Com a alta na falsificação dos vinhos, porém, a Espanha determinou que a bebida fosse envasada no país de origem. Para falar dos uísques da The Macallan é necessário, primeiramente, entender sobre o vinho fortificado. No solo seco e extremamente branco de albariza, que surpreende pelo nascimento de parreiras, há 6.700 hectares de vinícolas na região de Jerez, sendo 900 hectares pertencentes à Valdespino, do Grupo Estevez, adquirida parcialmente pela Macallan em março deste ano.
Dessas vinícolas espanholas saem, por ano, 9 milhões de litros do vinho fortificado para 40 países. Dentre os vinhos produzidos estão o Fino, Manzanilla, Amontillado, Palo Cortado, Oloroso e Pedro Ximénez. Ainda que o vinho seja ingrediente essencial para temperar os barris, é preciso que haja um equilíbrio com a madeira. Assim, o jerez fica tempo suficiente para penetrar na madeira sem que seu sabor se sobressaia. “O malte não é o ingrediente principal, mas os barris que curam o uísque”, diz Raquel Raies, gerente de educação da destilaria.
Da Espanha também saem os carvalhos que se transformarão em barricas.
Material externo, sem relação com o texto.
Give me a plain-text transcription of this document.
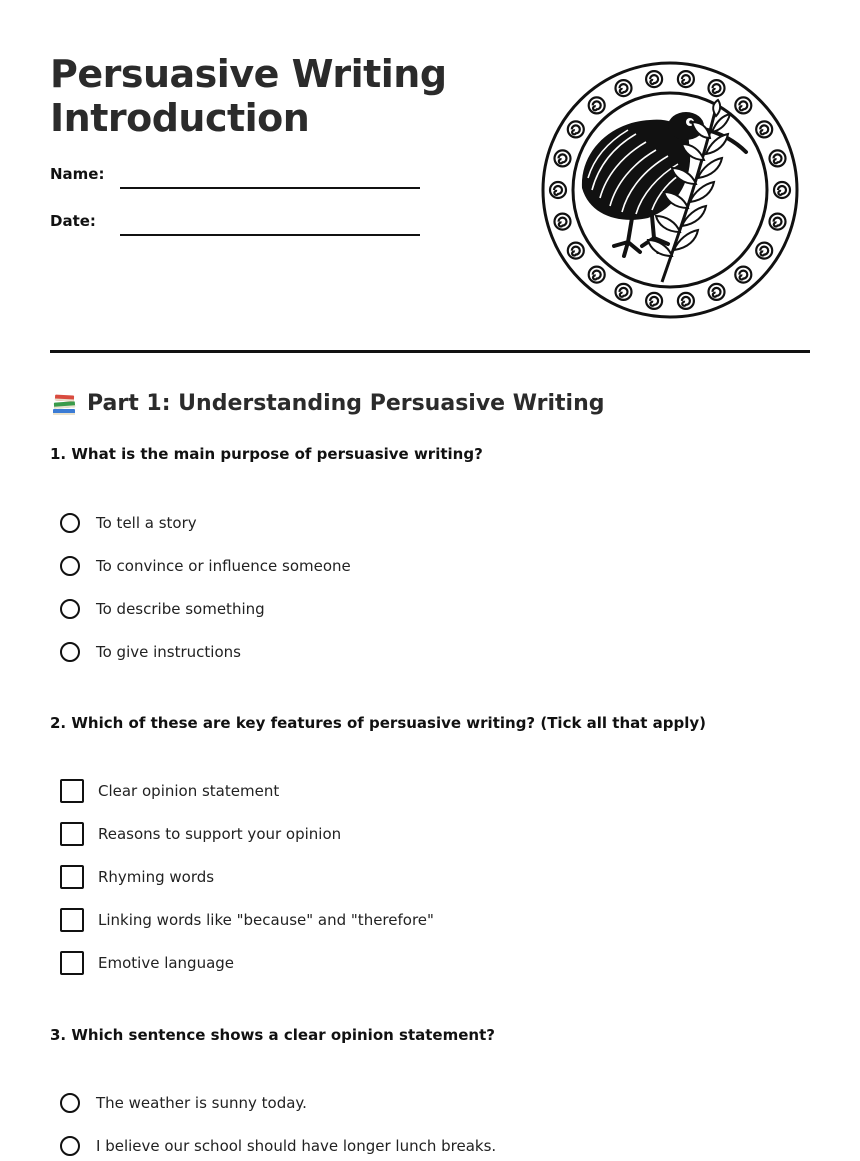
Persuasive Writing
Introduction
Name:
Date:
Part 1: Understanding Persuasive Writing

1. What is the main purpose of persuasive writing?

To tell a story
To convince or influence someone
To describe something
To give instructions

2. Which of these are key features of persuasive writing? (Tick all that apply)

Clear opinion statement
Reasons to support your opinion
Rhyming words
Linking words like "because" and "therefore"
Emotive language

3. Which sentence shows a clear opinion statement?

The weather is sunny today.
I believe our school should have longer lunch breaks.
Do norte do país são derrubadas as árvores que serão secas naturalmente ao sol na Andaluzia. Após a cura com jerez Oloroso, de 18 a 24 meses, os barris viajam para a Escócia, onde são preenchidos com o single malte. Assim que é esvaziado, o barril tem 15 dias para chegar ao norte do Reino Unido. Até 80% dos sabores e aromas do uísque são provenientes desse processo.
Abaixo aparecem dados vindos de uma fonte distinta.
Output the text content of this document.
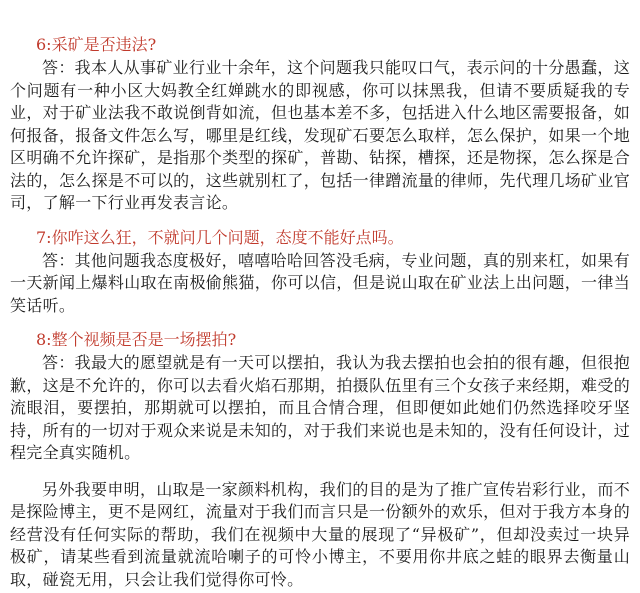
6:采矿是否违法?

答：我本人从事矿业行业十余年，这个问题我只能叹口气，表示问的十分愚蠢，这个问题有一种小区大妈教全红婵跳水的即视感，你可以抹黑我，但请不要质疑我的专业，对于矿业法我不敢说倒背如流，但也基本差不多，包括进入什么地区需要报备，如何报备，报备文件怎么写，哪里是红线，发现矿石要怎么取样，怎么保护，如果一个地区明确不允许探矿，是指那个类型的探矿，普勘、钻探，槽探，还是物探，怎么探是合法的，怎么探是不可以的，这些就别杠了，包括一律蹭流量的律师，先代理几场矿业官司，了解一下行业再发表言论。

7:你咋这么狂，不就问几个问题，态度不能好点吗。

答：其他问题我态度极好，嘻嘻哈哈回答没毛病，专业问题，真的别来杠，如果有一天新闻上爆料山取在南极偷熊猫，你可以信，但是说山取在矿业法上出问题，一律当笑话听。

8:整个视频是否是一场摆拍?

答：我最大的愿望就是有一天可以摆拍，我认为我去摆拍也会拍的很有趣，但很抱歉，这是不允许的，你可以去看火焰石那期，拍摄队伍里有三个女孩子来经期，难受的流眼泪，要摆拍，那期就可以摆拍，而且合情合理，但即便如此她们仍然选择咬牙坚持，所有的一切对于观众来说是未知的，对于我们来说也是未知的，没有任何设计，过程完全真实随机。

另外我要申明，山取是一家颜料机构，我们的目的是为了推广宣传岩彩行业，而不是探险博主，更不是网红，流量对于我们而言只是一份额外的欢乐，但对于我方本身的经营没有任何实际的帮助，我们在视频中大量的展现了“异极矿”，但却没卖过一块异极矿，请某些看到流量就流哈喇子的可怜小博主，不要用你井底之蛙的眼界去衡量山取，碰瓷无用，只会让我们觉得你可怜。
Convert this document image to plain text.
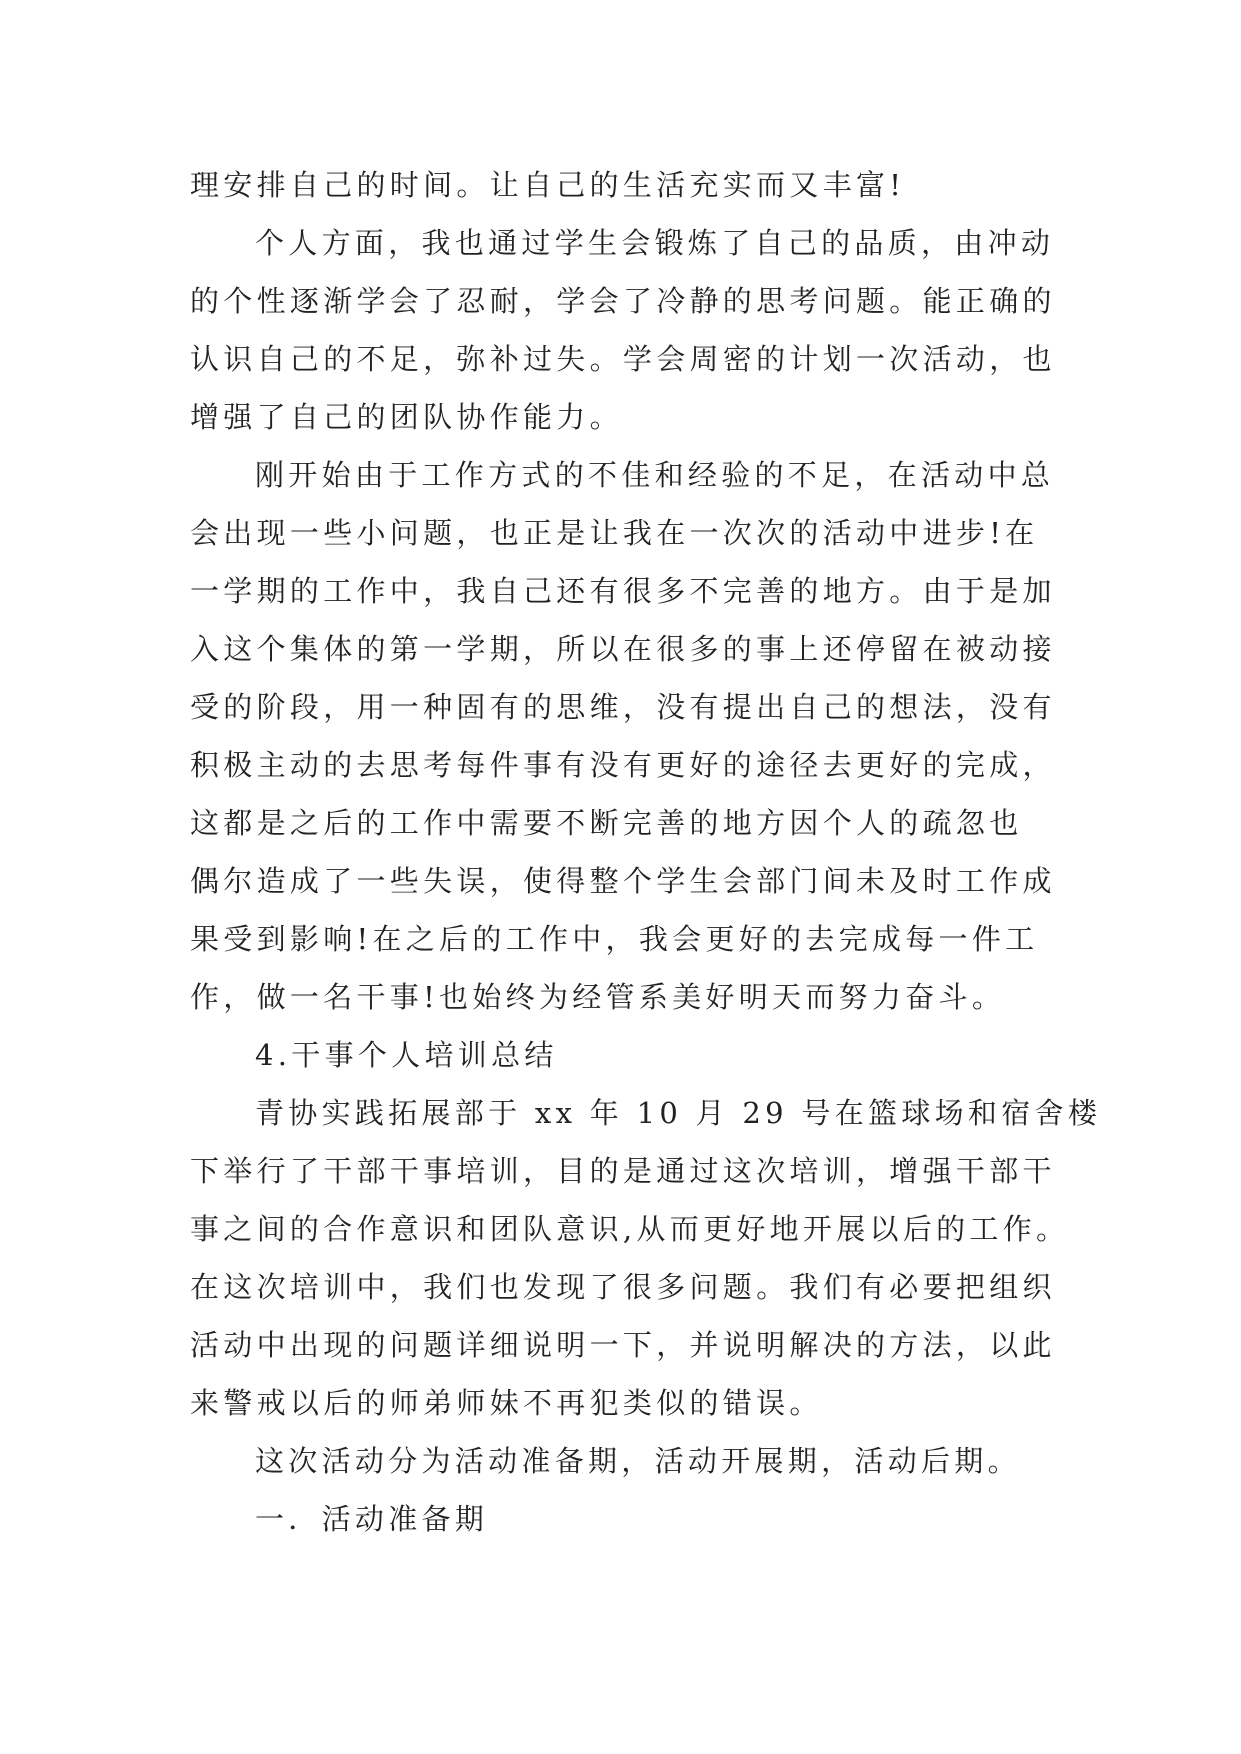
理安排自己的时间。让自己的生活充实而又丰富!
个人方面，我也通过学生会锻炼了自己的品质，由冲动
的个性逐渐学会了忍耐，学会了冷静的思考问题。能正确的
认识自己的不足，弥补过失。学会周密的计划一次活动，也
增强了自己的团队协作能力。
刚开始由于工作方式的不佳和经验的不足，在活动中总
会出现一些小问题，也正是让我在一次次的活动中进步!在
一学期的工作中，我自己还有很多不完善的地方。由于是加
入这个集体的第一学期，所以在很多的事上还停留在被动接
受的阶段，用一种固有的思维，没有提出自己的想法，没有
积极主动的去思考每件事有没有更好的途径去更好的完成，
这都是之后的工作中需要不断完善的地方因个人的疏忽也
偶尔造成了一些失误，使得整个学生会部门间未及时工作成
果受到影响!在之后的工作中，我会更好的去完成每一件工
作，做一名干事!也始终为经管系美好明天而努力奋斗。
4.干事个人培训总结
青协实践拓展部于 xx 年 10 月 29 号在篮球场和宿舍楼
下举行了干部干事培训，目的是通过这次培训，增强干部干
事之间的合作意识和团队意识,从而更好地开展以后的工作。
在这次培训中，我们也发现了很多问题。我们有必要把组织
活动中出现的问题详细说明一下，并说明解决的方法，以此
来警戒以后的师弟师妹不再犯类似的错误。
这次活动分为活动准备期，活动开展期，活动后期。
一．活动准备期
O método também influencia a tonalidade caramelo da bebida. A cor natural é o principal ponto do novo lançamento da marca, The Macallan Colour Collection. Trata-se de uma linha com cinco uísques de diferentes tons, do carvalho dourado do Colour Collection 12 anos ao castanho-escuro do Colour Collection de 30 anos. “Os barris de carvalho contribuem para a qualidade, sabores e aromas distintos”, diz David Carson, designer gráfico que desenvolveu as embalagens da coleção. “Vejo Jerez de la Frontera como uma enorme tela em branco, que tem mistérios esperando para serem descobertos.”
É difícil fugir do tema na cidade que dá o nome ao vinho local. Entre os atrativos turísticos está, é claro, a bebida. A poucos minutos do centro da cidade estão as parreiras e as uvas tipo Palomino Moscatel e Pedro Ximénez, que são colhidas em agosto. A 130 metros acima do nível do mar, um dos pontos mais altos da cidade, a vinícola do Grupo Estevez oferece experiências para além do óbvio. Com vista para a plantação, é possível tomar um café da manhã ou fazer uma degustação harmonizada de Amontillado Tío Diego com chocolates ao pôr do sol.
Em outra área fica a imensa adega, onde estão os mais de 25.000 barris. À primeira vista todos iguais, cada tonel com 600 litros guarda um tipo diferente de vinho. A degustação acontece diretamente dos barris para a taça com um instrumento característico da cidade, a venencia. Na ponta de uma longa haste de metal flexível está um pequeno copo cilíndrico que atravessa a levedura protetora chamada flor, que cobre o vinho. Como uma performance, o venenciador serve a bebida com uma grande distância da taça. Caminhando pelo centro de Jerez é possível avistar diversas fontes que são alimentadas por enormes venencias que jorram água.
Mais do que da cevada, água e levedura, o terroir do uísque da Macallan provém essencialmente das uvas e da madeira da Espanha. Os caminhos mais caros para a produção refletem no produto e no preço final. A marca possui sete dos dez uísques mais caros já vendidos em leilão, como o The Macallan Fine and Rare 60-Year-Old 1926, leiloado em 2019 em Londres por 1,9 milhão de dólares. “Ano após ano a destilaria quebra recordes de preços, construindo ainda mais sua fama como uma marca de luxo”, afirma Mauricio Porto, autor do blog O Cão Engarrafado e sócio-proprietário do Caledonia Whisky&Co.